Thapar et al employed MIB-1 immunochemistry to study the proliferation rates in 70 patients with pituitary adenomas, 33 of whom had invasive tumors, and in 7 patients with pituitary carcinomas.[14] They found higher mean proliferative indices in invasive adenomas and carcinomas than in noninvasive adenomas and normal pituitary glands (Table 2). These findings indicate that the growth fraction of pituitary tumors may be a reliable predictor of tumor behavior.[14]

Additional studies should be performed to determine whether the results of MIB-1 immunohistochemistry would be useful in designing a therapeutic plan for pituitary tumor patients. Preliminary studies have illustrated that decreased immunohistochemical staining of pituitary tumors for the purine-binding factor product of nm23, a metastasizing-suppressor gene, may be a sensitive marker of adenoma invasiveness.[16] Definitive p53 expression, overexpression of epidermal growth factor receptor, and increased protein kinase C activity in pituitary tumors have also been shown to correlate with aggressive behavior.[17-19]

Pituitary Carcinomas

Pituitary carcinomas accounted for 0.13% of 2,342 pituitary tumors treated surgically at Marienkrankenhaus in Hamburg, Germany, between 1970 and 1994.[20] As of 1996, at least 67 cases had been described.[20]

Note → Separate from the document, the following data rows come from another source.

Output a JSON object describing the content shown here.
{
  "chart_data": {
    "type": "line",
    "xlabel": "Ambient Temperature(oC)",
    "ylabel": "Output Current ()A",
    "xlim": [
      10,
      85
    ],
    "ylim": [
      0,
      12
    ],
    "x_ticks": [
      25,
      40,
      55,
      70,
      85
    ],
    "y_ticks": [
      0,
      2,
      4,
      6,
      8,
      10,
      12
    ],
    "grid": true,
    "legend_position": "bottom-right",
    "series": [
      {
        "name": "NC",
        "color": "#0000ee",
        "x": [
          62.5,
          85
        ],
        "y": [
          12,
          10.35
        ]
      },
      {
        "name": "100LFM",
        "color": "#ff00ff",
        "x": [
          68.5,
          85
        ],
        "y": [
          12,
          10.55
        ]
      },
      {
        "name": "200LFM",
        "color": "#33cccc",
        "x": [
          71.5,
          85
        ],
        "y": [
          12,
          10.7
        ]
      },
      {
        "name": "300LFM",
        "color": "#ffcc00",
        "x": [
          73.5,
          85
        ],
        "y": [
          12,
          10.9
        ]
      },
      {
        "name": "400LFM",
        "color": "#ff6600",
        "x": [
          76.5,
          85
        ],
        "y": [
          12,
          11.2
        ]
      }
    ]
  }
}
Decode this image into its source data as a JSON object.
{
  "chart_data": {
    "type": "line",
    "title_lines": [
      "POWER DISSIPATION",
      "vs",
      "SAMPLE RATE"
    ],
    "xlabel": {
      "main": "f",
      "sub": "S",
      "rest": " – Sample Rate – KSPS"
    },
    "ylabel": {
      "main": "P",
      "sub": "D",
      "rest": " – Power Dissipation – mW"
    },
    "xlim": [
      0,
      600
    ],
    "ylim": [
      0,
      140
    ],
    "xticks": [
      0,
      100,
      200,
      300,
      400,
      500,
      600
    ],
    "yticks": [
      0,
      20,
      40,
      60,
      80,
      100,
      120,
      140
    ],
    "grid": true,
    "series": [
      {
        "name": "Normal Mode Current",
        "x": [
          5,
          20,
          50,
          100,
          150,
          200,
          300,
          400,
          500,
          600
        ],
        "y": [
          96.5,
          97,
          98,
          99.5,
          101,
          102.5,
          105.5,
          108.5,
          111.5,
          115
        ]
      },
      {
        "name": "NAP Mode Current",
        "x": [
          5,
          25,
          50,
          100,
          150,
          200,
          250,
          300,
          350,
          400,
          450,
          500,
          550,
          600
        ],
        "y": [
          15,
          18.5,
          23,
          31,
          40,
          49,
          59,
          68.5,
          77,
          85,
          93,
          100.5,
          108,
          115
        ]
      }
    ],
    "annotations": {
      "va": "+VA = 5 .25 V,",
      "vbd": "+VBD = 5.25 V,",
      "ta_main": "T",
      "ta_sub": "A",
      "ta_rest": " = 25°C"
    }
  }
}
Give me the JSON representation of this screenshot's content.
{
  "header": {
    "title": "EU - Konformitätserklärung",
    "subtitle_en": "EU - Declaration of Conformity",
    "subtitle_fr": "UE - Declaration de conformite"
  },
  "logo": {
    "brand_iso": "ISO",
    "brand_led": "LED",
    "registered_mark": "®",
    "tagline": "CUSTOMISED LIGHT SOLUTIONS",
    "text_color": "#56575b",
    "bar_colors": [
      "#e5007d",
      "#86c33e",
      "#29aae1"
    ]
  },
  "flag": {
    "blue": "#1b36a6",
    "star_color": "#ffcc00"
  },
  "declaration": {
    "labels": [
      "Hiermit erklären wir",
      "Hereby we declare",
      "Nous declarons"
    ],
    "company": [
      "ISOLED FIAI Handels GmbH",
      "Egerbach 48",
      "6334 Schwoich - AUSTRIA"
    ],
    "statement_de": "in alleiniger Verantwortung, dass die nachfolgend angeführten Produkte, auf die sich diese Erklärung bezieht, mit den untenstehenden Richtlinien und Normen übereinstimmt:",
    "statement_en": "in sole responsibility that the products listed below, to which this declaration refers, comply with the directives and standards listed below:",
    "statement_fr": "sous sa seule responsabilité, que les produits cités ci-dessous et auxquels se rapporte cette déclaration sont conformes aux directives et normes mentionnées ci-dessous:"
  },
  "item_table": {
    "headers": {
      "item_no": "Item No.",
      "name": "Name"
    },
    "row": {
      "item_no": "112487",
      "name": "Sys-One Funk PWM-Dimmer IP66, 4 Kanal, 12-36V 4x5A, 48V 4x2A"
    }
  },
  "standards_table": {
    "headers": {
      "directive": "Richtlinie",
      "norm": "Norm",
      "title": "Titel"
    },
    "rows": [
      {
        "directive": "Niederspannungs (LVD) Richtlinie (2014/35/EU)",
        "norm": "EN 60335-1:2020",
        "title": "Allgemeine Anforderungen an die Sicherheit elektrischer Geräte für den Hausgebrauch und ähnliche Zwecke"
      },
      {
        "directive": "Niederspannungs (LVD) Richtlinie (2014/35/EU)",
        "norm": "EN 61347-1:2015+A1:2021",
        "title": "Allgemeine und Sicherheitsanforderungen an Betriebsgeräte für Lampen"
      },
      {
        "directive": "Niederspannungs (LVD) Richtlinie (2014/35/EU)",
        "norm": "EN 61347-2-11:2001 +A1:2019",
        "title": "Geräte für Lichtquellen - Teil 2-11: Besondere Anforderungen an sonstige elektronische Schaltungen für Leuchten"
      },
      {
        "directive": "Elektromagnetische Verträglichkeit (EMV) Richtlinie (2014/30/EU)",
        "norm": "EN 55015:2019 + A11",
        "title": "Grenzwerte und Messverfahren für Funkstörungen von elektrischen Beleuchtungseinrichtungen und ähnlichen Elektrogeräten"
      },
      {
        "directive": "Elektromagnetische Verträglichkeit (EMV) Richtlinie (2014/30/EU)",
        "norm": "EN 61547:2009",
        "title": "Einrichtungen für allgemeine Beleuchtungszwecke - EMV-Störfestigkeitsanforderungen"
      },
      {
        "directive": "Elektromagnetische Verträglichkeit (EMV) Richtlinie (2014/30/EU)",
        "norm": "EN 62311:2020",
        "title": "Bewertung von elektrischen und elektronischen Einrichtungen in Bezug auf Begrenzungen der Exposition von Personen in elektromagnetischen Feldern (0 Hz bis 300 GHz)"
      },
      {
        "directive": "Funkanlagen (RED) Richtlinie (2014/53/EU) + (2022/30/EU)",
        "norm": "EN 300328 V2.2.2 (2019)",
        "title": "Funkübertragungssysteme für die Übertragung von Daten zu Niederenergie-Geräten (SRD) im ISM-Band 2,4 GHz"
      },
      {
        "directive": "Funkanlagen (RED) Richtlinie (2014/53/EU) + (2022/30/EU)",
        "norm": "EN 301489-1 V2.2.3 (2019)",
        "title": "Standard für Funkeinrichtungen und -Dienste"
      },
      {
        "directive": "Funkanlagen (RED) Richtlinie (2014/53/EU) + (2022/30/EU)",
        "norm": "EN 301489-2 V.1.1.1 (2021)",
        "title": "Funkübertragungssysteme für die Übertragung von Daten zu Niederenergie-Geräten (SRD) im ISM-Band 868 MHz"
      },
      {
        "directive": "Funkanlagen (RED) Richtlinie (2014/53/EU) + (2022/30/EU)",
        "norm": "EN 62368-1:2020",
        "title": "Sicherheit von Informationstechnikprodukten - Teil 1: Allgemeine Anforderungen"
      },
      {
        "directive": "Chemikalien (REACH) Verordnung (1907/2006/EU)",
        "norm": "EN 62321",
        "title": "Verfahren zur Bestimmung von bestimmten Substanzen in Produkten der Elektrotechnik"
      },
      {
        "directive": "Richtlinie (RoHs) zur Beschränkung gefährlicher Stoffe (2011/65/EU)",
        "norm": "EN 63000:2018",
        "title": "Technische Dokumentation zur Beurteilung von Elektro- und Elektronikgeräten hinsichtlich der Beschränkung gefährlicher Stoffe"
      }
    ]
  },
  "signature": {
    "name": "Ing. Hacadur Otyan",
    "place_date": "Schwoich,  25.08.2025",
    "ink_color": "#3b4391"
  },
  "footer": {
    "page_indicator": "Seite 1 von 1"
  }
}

In most published series of pituitary carcinoma, men and women have been affected equally.[20-22] The majority of affected patients were middle-aged, but patients ranged in age from 7 to 75 years. In many cases, a diagnosis of carcinoma was not established until the postmortem demonstration of distant metastases in patients with preexisting tumors.[21] In other cases, signs and symptoms of metastatic disease prompted evaluations, which revealed that affected patients actually had carcinomas. Known pituitary disease had been present for more than 10 years prior to a diagnosis of carcinoma in some patients.[20]

Invasion by itself is not diagnostic of carcinoma. Accordingly, a diagnosis of pituitary carcinoma should not be made unless the following criteria are fulfilled:

• The patient must have a documented history of a pituitary tumor;

• A carcinomatous metastasis must be present;

• The primary tumor and metastatic deposits must be histologically and immunohistochemically similar; and

• Alternative primary and metastatic tumors must be excluded.[20]

Metastases to other intracranial sites, the leptomeninges, spinal cord, and cauda equina occur via subarachnoid spread of the primary tumor. Hematogenous metastases to viscera, including the liver, lungs, kidneys, and heart, as well as the lymph nodes and skeletal system, are common. About two-thirds of reported carcinomas have been hormone-producing tumors (Table 3).[20] The mean survival following the onset of signs and symptoms of pituitary disease is approximately 4 years.[21]

Pituitary carcinomas have been shown to have higher proliferative indices and are more commonly p53-immunopositive than are invasive and noninvasive adenomas (Table 2 and Table 4).[14,17] An increasing load of genetic abnormalities and loss of heterozygosity at several loci known to harbor tumor-suppressor genes (11q13, 13q12-14, 10q26, 1p31-35) have been demonstrated in both invasive adenomas and carcinomas.[23,24] A long-term, prospective study is reportedly underway to determine whether loss of heterozygosity provides useful information for therapeutic decision-making.[24]